Всего несколько месяцев назад я была совершенно одинока. Ходила в аптеку и покупала настойку женьшеня, чтобы хоть как-то взбадривать себя в течение долгого дня, — и все одно не помогало, все время клонило в сон.
И вот у меня завелось сразу три кавалера. Сейчас третий час ночи, а я не могу заснуть. Щеки горят, и внутри все трепещет от какого-то радостного предчувствия. Даже нет, пожалуй, не радостного, а торжественного. Будто бы вот-вот откроется дверь и войдет президент страны, или влетит летающая тарелка…
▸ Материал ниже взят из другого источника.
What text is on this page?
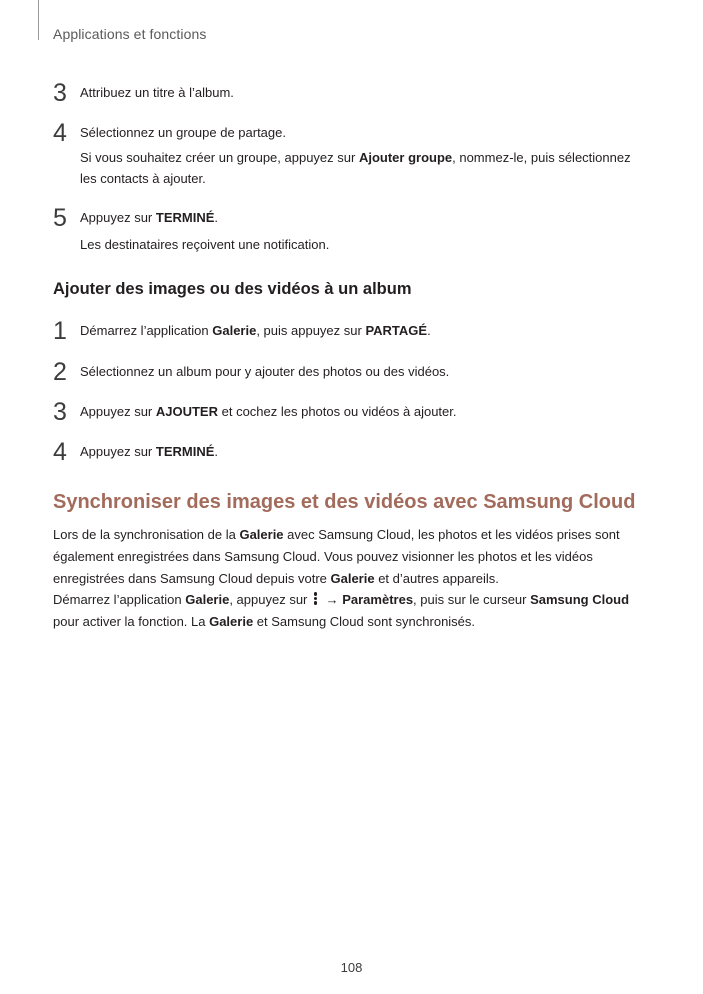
Applications et fonctions
3 Attribuez un titre à l’album.
4 Sélectionnez un groupe de partage.
Si vous souhaitez créer un groupe, appuyez sur Ajouter groupe, nommez-le, puis sélectionnez
les contacts à ajouter.
5 Appuyez sur TERMINÉ.
Les destinataires reçoivent une notification.
Ajouter des images ou des vidéos à un album
1 Démarrez l’application Galerie, puis appuyez sur PARTAGÉ.
2 Sélectionnez un album pour y ajouter des photos ou des vidéos.
3 Appuyez sur AJOUTER et cochez les photos ou vidéos à ajouter.
4 Appuyez sur TERMINÉ.
Synchroniser des images et des vidéos avec Samsung Cloud
Lors de la synchronisation de la Galerie avec Samsung Cloud, les photos et les vidéos prises sont
également enregistrées dans Samsung Cloud. Vous pouvez visionner les photos et les vidéos
enregistrées dans Samsung Cloud depuis votre Galerie et d’autres appareils.
Démarrez l’application Galerie, appuyez sur
→ Paramètres, puis sur le curseur Samsung Cloud
pour activer la fonction. La Galerie et Samsung Cloud sont synchronisés.
108
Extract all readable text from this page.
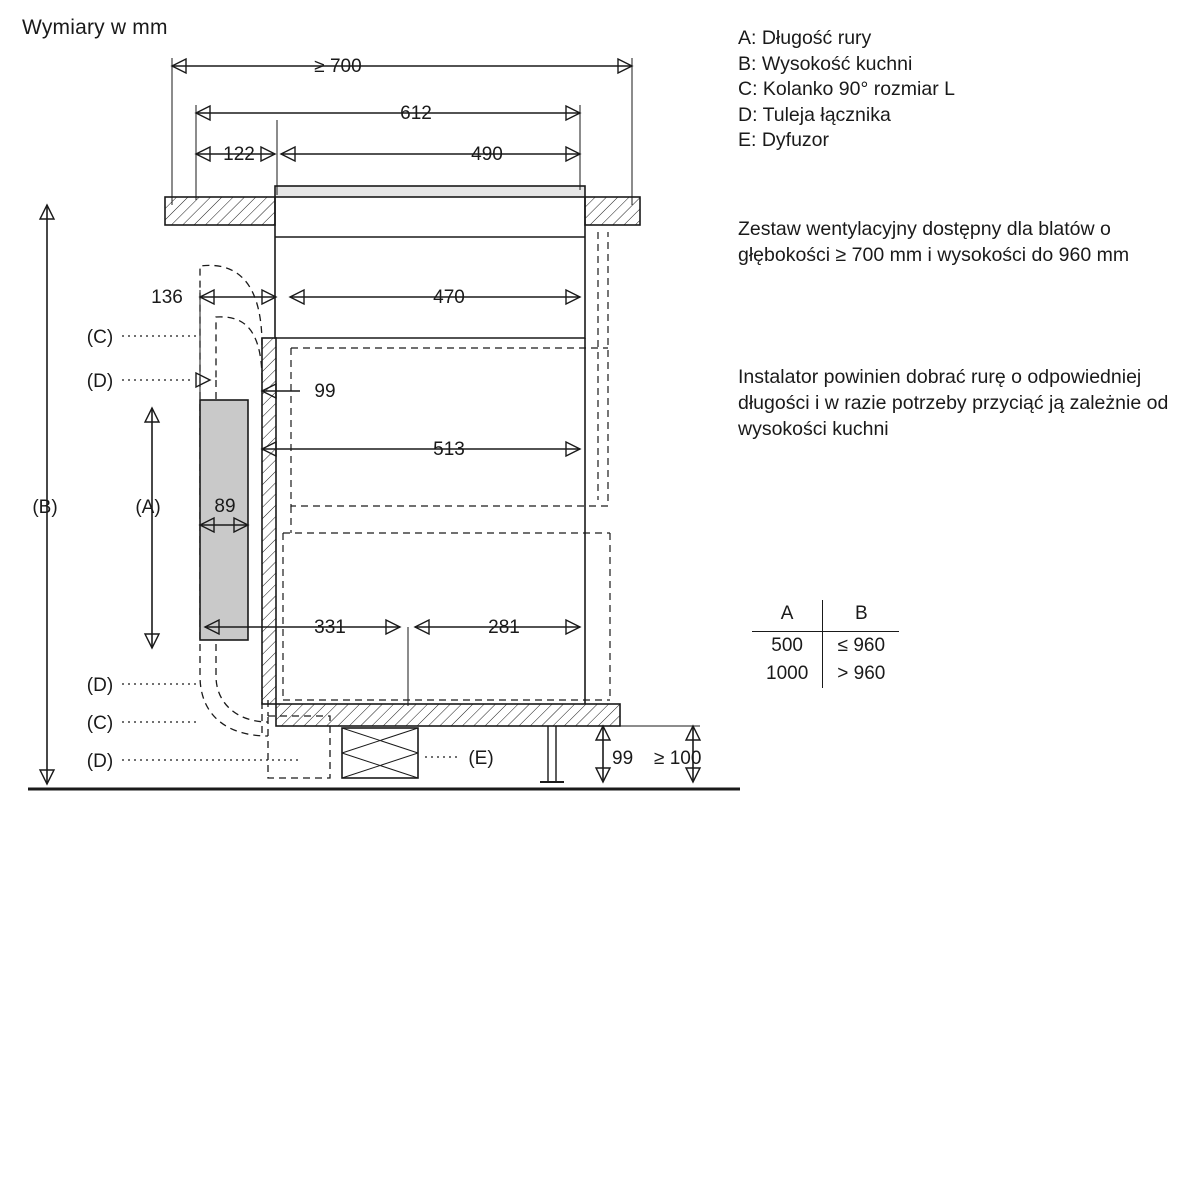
Wymiary w mm
≥ 700
612
122	490
136	470
99
513
89
331	281
99 ≥ 100
(B)	(A)
(C)
(D)
(D)
(C)
(D)	(E)
A: Długość rury
B: Wysokość kuchni
C: Kolanko 90° rozmiar L
D: Tuleja łącznika
E: Dyfuzor
Zestaw wentylacyjny dostępny dla blatów o głębokości ≥ 700 mm i wysokości do 960 mm
Instalator powinien dobrać rurę o odpowiedniej długości i w razie potrzeby przyciąć ją zależnie od wysokości kuchni
A	B
500	≤ 960
1000	> 960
Бред… Бред… Бред… Вот что значит позднее время, спать не могу, но и мозг уже совершенно не работает. В голове проносится какой-то сплошной поток мыслей, абсолютно не оригинальный, с тупой констатацией фактов, без идей, без красивостей.
Эх, сейчас бы «умняшку» забацать! Да где ее взять?!
Капитан сидел у меня недолго. Но именно в эти полчаса нашего с ним чаевничания умудрился позвонить Витька Соловьев. В результате, — и с Витькой говорила скомкано, и Отводов погрустнел, словно снежная баба на мартовском солнышке.
То, что ко мне не ровно дышит большая шишка «Картопака», а теперь еще и Генеральный директор вновь образуемого развлекательного канала, на котором мне же предстоит работать, — замечают многие в Останкино.
Саша Вуд стал со мной менее откровенен и начал меня избегать. Впрочем, разве можно говорить о том, что человек тебя избегает, если вы уже не работаете вместе? Он просто не находит поводов для продолжения общения.
Верочка, слава Богу, не чурается, только подкалывает:
— С тобой, Лобенко, ссориться теперь нельзя, если малиновым рулетом не отравишь, так начальство против настроишь…
Если Малышева шутит, значит, зла уж точно не держит… Это очень-очень хорошо.
Однако, кто же из них, троих, мне дороже? «Кто более матери-истории ценен?» Ухаживания Гридасова приятны, взвешены, почтенны и почетны. Внимание Соловьева тешит самолюбие, Отводов — интересен. Нет, пожалуй, ни одному из них я пока не могу отдать лавры победителя…
Бред… Бред… Полусонный бред… Завтра утром проснусь, перечитаю на свежую голову и сотру все написанное в чертовой бабушке!»